Well, I'll throw in one criticism of McArdle's interpretation: Longer term longitudinal studies of mindset suggest that "growth mindset" people don't actually outperform "fixed mindset" people unless they all start at the same point. That's going to become important in a few paragraphs.

Now we come upon what I imagine will be the first of many segments of this book that make me twitch. You know those "everyone gets a trophy" leagues that your angry relatives on Facebook are always ranting about even though none of them have actually seen one? Well, welcome to the next six pages. This is an opportunity for McArdle to complain about grade inflation, social promotion, elite nursery schools, and a bunch of other right-wing betes noir that really feel like they belong in another book. Yes, she ties them back to their thesis, but it still reads like it was written by one of McArdle's perpetually aggrieved uncles and she slipped it in to pad out the word count.

You know, that whole paragraph was obviously written with well-off families in mind - as was the whole book, really. Rich kids have a privilege to fail not bestowed upon poor kids. Wasn't it John Scalzi who said something to the effect that being poor means having to live with everything you did when you were a teenager? Yes, it was. You know why I'm so sure? Because McArdle quotes him. In the first chapter of a book on the glory of failure, she admits that this doesn't apply to a large swath of Americans who are never more than one or two mistakes away from oblivion.

How does McArdle address this? She doesn't. Two paragraphs later and we're talking about video games. Is she going to come back to this? Was she delusional enough that she thought she had addressed it? Is this that old cynical propagandist's ploy of bring up counterarguments at the beginning and relying on a friendly audience to forget by the end that you never dealt with them? That waits to be seen.

Hey, who wants to hear McArdle make a hash of video game history? You don't? Neither do I, but we're here and it's the end of the chapter, so let's get this over with. Here's McArdle's variation:

The early video games that my friends and I played in the 1980s - first in arcades, and then on home consoles like the Atari - were something like running a race where no one actually crosses the finish line. These games had dozens of levels, which almost no one ever actually completed. You started out with a certain number of lives, you got killed when you made a mistake, and even though many games featured opportunities to win bonus lives, eventually the tasks were just too hard...

...It's no surprise that almost no one ever completed a game - or that people who did complete them were serious nerds capable of monomaniacal dedication to exhaustive pattern repetition.

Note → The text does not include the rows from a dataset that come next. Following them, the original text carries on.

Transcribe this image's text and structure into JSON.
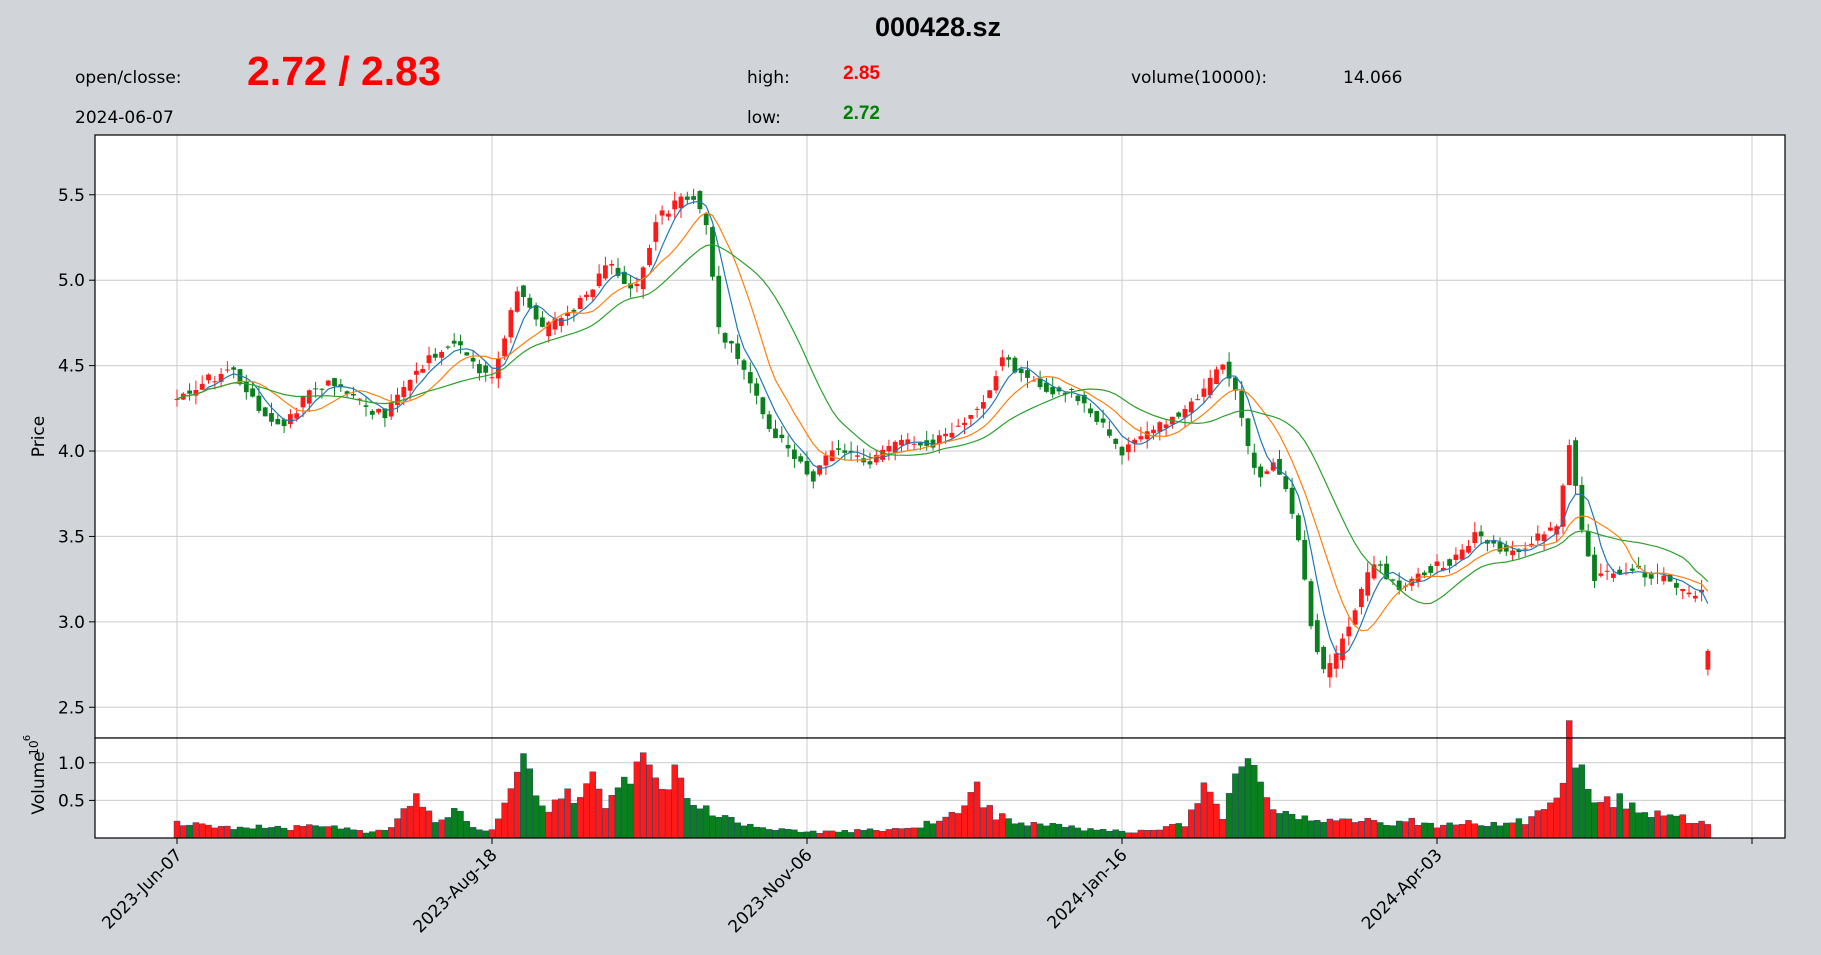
{
  "header": {
    "ticker": "000428.sz",
    "open_close_label": "open/closse:",
    "open_close_value": "2.72 / 2.83",
    "date": "2024-06-07",
    "high_label": "high:",
    "high_value": "2.85",
    "low_label": "low:",
    "low_value": "2.72",
    "volume_label": "volume(10000):",
    "volume_value": "14.066"
  },
  "colors": {
    "background": "#d1d5da",
    "up": "#ff1a1a",
    "down": "#0a7f1e",
    "ma_short": "#1f77b4",
    "ma_mid": "#ff7f0e",
    "ma_long": "#2ca02c",
    "grid": "#cccccc",
    "open_close_text": "#ff0000",
    "high_text": "#ff0000",
    "low_text": "#008000"
  },
  "chart_data": {
    "type": "candlestick",
    "price_ylabel": "Price",
    "volume_ylabel": "Volume",
    "volume_exponent": "6",
    "price_ylim": [
      2.32,
      5.85
    ],
    "price_yticks": [
      "2.5",
      "3.0",
      "3.5",
      "4.0",
      "4.5",
      "5.0",
      "5.5"
    ],
    "volume_ylim": [
      0,
      1.33
    ],
    "volume_yticks": [
      "0.5",
      "1.0"
    ],
    "x_tick_labels": [
      "2023-Jun-07",
      "2023-Aug-18",
      "2023-Nov-06",
      "2024-Jan-16",
      "2024-Apr-03"
    ],
    "x_tick_bar_index": [
      0,
      50,
      100,
      150,
      200
    ],
    "grid": true,
    "moving_averages": [
      "short",
      "mid",
      "long"
    ],
    "n_bars": 244,
    "price_anchors": [
      [
        0,
        4.3
      ],
      [
        5,
        4.42
      ],
      [
        9,
        4.48
      ],
      [
        12,
        4.3
      ],
      [
        15,
        4.18
      ],
      [
        17,
        4.15
      ],
      [
        21,
        4.35
      ],
      [
        24,
        4.4
      ],
      [
        27,
        4.35
      ],
      [
        30,
        4.25
      ],
      [
        33,
        4.22
      ],
      [
        36,
        4.38
      ],
      [
        40,
        4.55
      ],
      [
        44,
        4.65
      ],
      [
        48,
        4.48
      ],
      [
        50,
        4.42
      ],
      [
        54,
        4.95
      ],
      [
        58,
        4.7
      ],
      [
        62,
        4.8
      ],
      [
        66,
        4.95
      ],
      [
        68,
        5.1
      ],
      [
        71,
        5.0
      ],
      [
        73,
        4.95
      ],
      [
        76,
        5.35
      ],
      [
        79,
        5.45
      ],
      [
        82,
        5.5
      ],
      [
        84,
        5.3
      ],
      [
        86,
        4.7
      ],
      [
        89,
        4.55
      ],
      [
        91,
        4.4
      ],
      [
        94,
        4.15
      ],
      [
        98,
        3.95
      ],
      [
        101,
        3.85
      ],
      [
        104,
        4.0
      ],
      [
        110,
        3.95
      ],
      [
        115,
        4.05
      ],
      [
        120,
        4.05
      ],
      [
        124,
        4.15
      ],
      [
        128,
        4.3
      ],
      [
        131,
        4.55
      ],
      [
        134,
        4.45
      ],
      [
        138,
        4.35
      ],
      [
        142,
        4.35
      ],
      [
        146,
        4.2
      ],
      [
        150,
        4.0
      ],
      [
        154,
        4.1
      ],
      [
        158,
        4.2
      ],
      [
        162,
        4.3
      ],
      [
        166,
        4.5
      ],
      [
        168,
        4.35
      ],
      [
        170,
        4.0
      ],
      [
        172,
        3.85
      ],
      [
        174,
        3.95
      ],
      [
        176,
        3.8
      ],
      [
        178,
        3.5
      ],
      [
        180,
        3.0
      ],
      [
        182,
        2.7
      ],
      [
        184,
        2.8
      ],
      [
        186,
        3.0
      ],
      [
        190,
        3.35
      ],
      [
        194,
        3.2
      ],
      [
        198,
        3.3
      ],
      [
        202,
        3.35
      ],
      [
        206,
        3.5
      ],
      [
        209,
        3.45
      ],
      [
        212,
        3.4
      ],
      [
        216,
        3.5
      ],
      [
        219,
        3.55
      ],
      [
        221,
        4.05
      ],
      [
        223,
        3.55
      ],
      [
        225,
        3.25
      ],
      [
        228,
        3.3
      ],
      [
        232,
        3.3
      ],
      [
        236,
        3.25
      ],
      [
        240,
        3.15
      ],
      [
        244,
        3.25
      ],
      [
        248,
        3.25
      ],
      [
        252,
        3.15
      ],
      [
        256,
        3.05
      ],
      [
        259,
        2.95
      ],
      [
        262,
        2.72
      ],
      [
        263,
        2.83
      ]
    ],
    "volume_anchors": [
      [
        0,
        0.2
      ],
      [
        10,
        0.12
      ],
      [
        14,
        0.16
      ],
      [
        18,
        0.12
      ],
      [
        22,
        0.18
      ],
      [
        26,
        0.12
      ],
      [
        30,
        0.08
      ],
      [
        34,
        0.15
      ],
      [
        38,
        0.5
      ],
      [
        41,
        0.25
      ],
      [
        44,
        0.42
      ],
      [
        47,
        0.15
      ],
      [
        50,
        0.1
      ],
      [
        52,
        0.55
      ],
      [
        55,
        0.95
      ],
      [
        58,
        0.4
      ],
      [
        61,
        0.5
      ],
      [
        64,
        0.6
      ],
      [
        66,
        1.0
      ],
      [
        68,
        0.45
      ],
      [
        71,
        0.7
      ],
      [
        73,
        1.1
      ],
      [
        76,
        0.75
      ],
      [
        79,
        0.85
      ],
      [
        82,
        0.4
      ],
      [
        86,
        0.3
      ],
      [
        90,
        0.18
      ],
      [
        95,
        0.12
      ],
      [
        100,
        0.08
      ],
      [
        105,
        0.08
      ],
      [
        110,
        0.1
      ],
      [
        115,
        0.12
      ],
      [
        120,
        0.2
      ],
      [
        124,
        0.35
      ],
      [
        127,
        0.62
      ],
      [
        130,
        0.3
      ],
      [
        135,
        0.2
      ],
      [
        140,
        0.15
      ],
      [
        145,
        0.12
      ],
      [
        150,
        0.08
      ],
      [
        155,
        0.1
      ],
      [
        160,
        0.2
      ],
      [
        163,
        0.6
      ],
      [
        166,
        0.3
      ],
      [
        168,
        0.7
      ],
      [
        170,
        1.05
      ],
      [
        172,
        0.7
      ],
      [
        175,
        0.4
      ],
      [
        180,
        0.25
      ],
      [
        185,
        0.3
      ],
      [
        190,
        0.2
      ],
      [
        195,
        0.22
      ],
      [
        200,
        0.18
      ],
      [
        205,
        0.2
      ],
      [
        210,
        0.18
      ],
      [
        215,
        0.25
      ],
      [
        218,
        0.5
      ],
      [
        220,
        0.9
      ],
      [
        221,
        1.3
      ],
      [
        223,
        0.8
      ],
      [
        226,
        0.5
      ],
      [
        229,
        0.55
      ],
      [
        232,
        0.3
      ],
      [
        236,
        0.35
      ],
      [
        240,
        0.25
      ],
      [
        245,
        0.2
      ],
      [
        250,
        0.1
      ],
      [
        255,
        0.08
      ],
      [
        260,
        0.12
      ],
      [
        263,
        0.14
      ]
    ]
  }
}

Ugh, there's that humor again. I'm gobsmacked that McArdle got something like this wrong. The point of an arcade game is to maximize your score, not to "complete" it. Almost all of those games were (theoretically) endless, so there was no way to finish them unless you count the kill screen as the end. And a lot of those games didn't give you more points or scoring opportunities at later levels, so being able to rack up a lot of points in those early levels was a big part of getting an enduring high score. I can state for a fact that this is true in Galaga, my current retro cabinet obsession, as the waves are worth the same maximum score at every wave with the sole exception of the non-boss ships that split into waves of three after a certain wave (and those are hard to predict).

Was that pointless? Yeah, but so is this whole section. McArdle proceeds to write some half-accurate folderol about battery back-up and educational games. Save files probably did change video games, but what could that possibly have to do with fear of failure? She doesn't even try to tie this back into her thesis. McArdle meanders a lot, and I can guess why. This is a pretty trim book, and I suspect that McArdle struggled to keep her page count up while she was writing it. The industry's insistence on arbitrary page and word count limits are a powerful incentive to leave everything in, even material that's not on point. I'll be surprised if this is the only time it happens.

And that's Chapter 1. Only nine more to go.